I've heard this as well, very often, and I am somewhat of the same opinion.. but at the same time, people can do whatever they want. If that means spending xxx amount on a dress or venue or whatever, so be it. It may not be the choice that I would have made, but that doesn't matter, because it's not my wedding :)
@Engaged_With_Love, don't be sorry about the mini vent :-) That's what this thread is for! :-) I'm sorry your coworkers sound just as "supportive" as mine.
@TwinkleToesJMU: I hope you're right about them taking the hint :-) My coworkers can be somewhat dense about stuff like this, but from now on, I am avoiding wedding talk with them or just ignoring their strong opinions.
@DeaconBride, you and your FI are so right about the importance of celebration! Life is hard sometimes, so the good stuff is worth celebrating! Also, you're so right about people having opinions about everything. I'm sure if I ever have kids, I'll just *love* everyone giving me opinions on how to raise them ;-)
@cecullaton: Sorry about your mom! But I'm glad she started to realize how tough this planning can be! My mom is a little out of the loop too, and totally didn't realize how expensive photography is. I had to explain to her why I was choosing to hire a pricey photog, since I've always been extremely into photography & sentimental about pictures. For awhile, she totally didn't get it, but I think she has come around.
@baldor1: I like the way you think!!! :-)
@sassmeister: That's how I tend to feel about other people's choices too! Wish everyone felt this way about mine.
@octopus: Those comments are SOOO RUDE! I can't believe your family said two of them. People are damn bold, I'll tell you that -- do they share such unfiltered opinions when other family members have a big purchase, like a car? I'm betting not.
@quickiebride: That's the struggle, for sure! Family is so important, and I believe strongly in the importance of celebrating the good stuff together. It's hard when there are so many people I'd like to include, but I also feel blessed to have this "problem." :-)
@octopus : It's true...some of those things people said to you really take the cake. I can't imagine why people think these are acceptable things to say to someone!
My parents keep telling me how stupid it is to have a wedding at all. Easy for them to say, they already had theirs!

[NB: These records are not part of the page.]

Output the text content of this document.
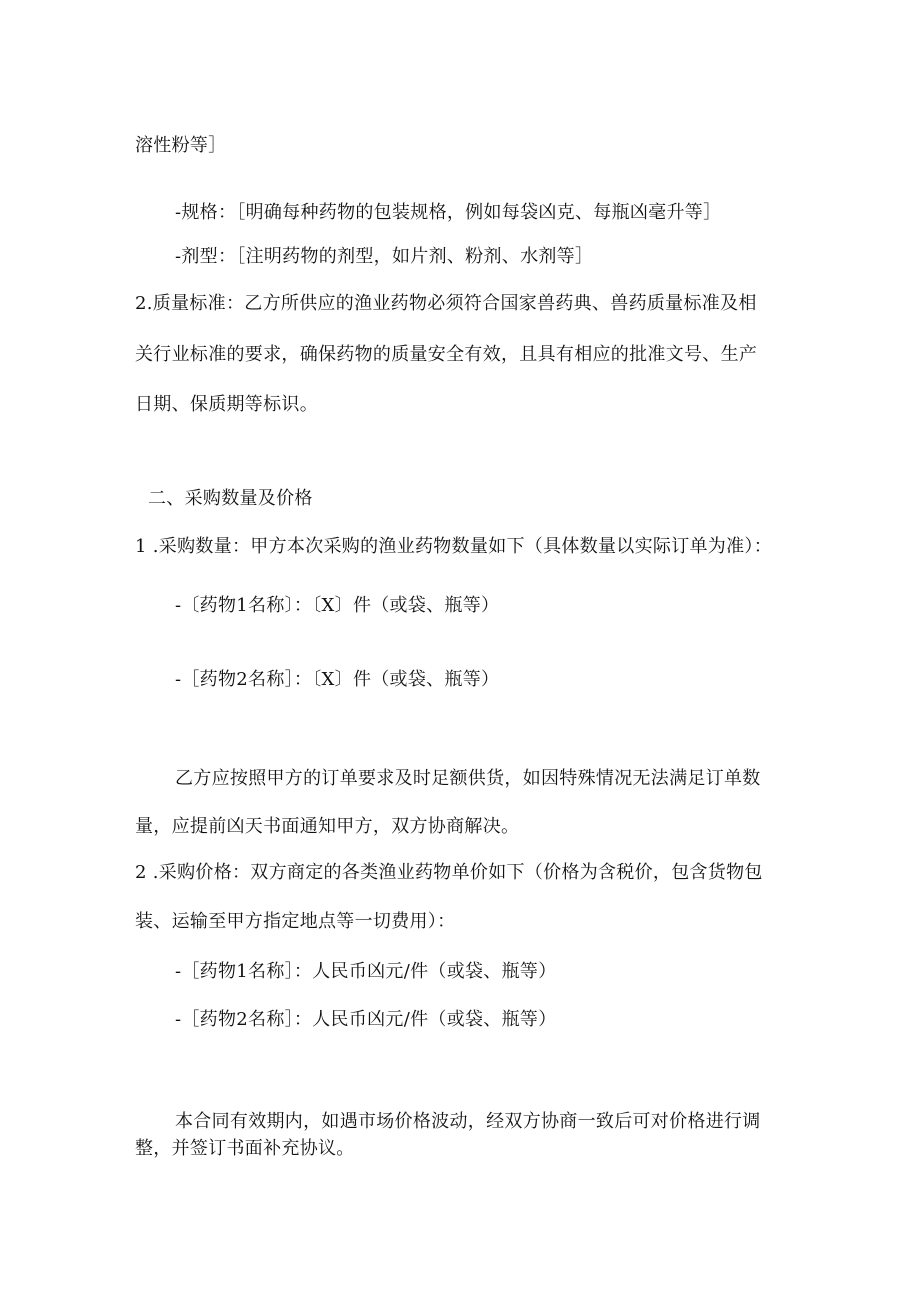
溶性粉等］
-规格：［明确每种药物的包装规格，例如每袋凶克、每瓶凶毫升等］
-剂型：［注明药物的剂型，如片剂、粉剂、水剂等］
2.质量标准：乙方所供应的渔业药物必须符合国家兽药典、兽药质量标准及相
关行业标准的要求，确保药物的质量安全有效，且具有相应的批准文号、生产
日期、保质期等标识。
二、采购数量及价格
1 .采购数量：甲方本次采购的渔业药物数量如下（具体数量以实际订单为准）：
-〔药物1名称〕：〔X〕件（或袋、瓶等）
-［药物2名称］：〔X〕件（或袋、瓶等）
乙方应按照甲方的订单要求及时足额供货，如因特殊情况无法满足订单数
量，应提前凶天书面通知甲方，双方协商解决。
2 .采购价格：双方商定的各类渔业药物单价如下（价格为含税价，包含货物包
装、运输至甲方指定地点等一切费用）：
-［药物1名称］：人民币凶元/件（或袋、瓶等）
-［药物2名称］：人民币凶元/件（或袋、瓶等）
本合同有效期内，如遇市场价格波动，经双方协商一致后可对价格进行调
整，并签订书面补充协议。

I was actually in tears about this today. Our families have grasiously offered to help out with the wedding (a good thing, b/c otherwise there wouldn't be one), but even so, they constantly drop hints about how we are not making the financially responsible decision to have a wedding at all. And we're not talking an extravagent affair- we're trying our best to keep to a budget. I think the most frustrating thing is that they act like we haven't considered the pros/cons of the wedding vs. saving for a house/etc. Of course we have! It would be great to bank all of the money, but a wedding is not something you can redo later in life (at least not hopefully, and not with the same fiance:), and we'd like to celebrate with our friends and family. This process is far too stressful in and of itself to deal with people's criticism too!
OK- sorry for the rant, but I really needed that.
@astrochick & jenny8283: I'm so sorry you're going through the same thing!
@astrochick , I really hope your families come around and let themselves enjoy the celebration!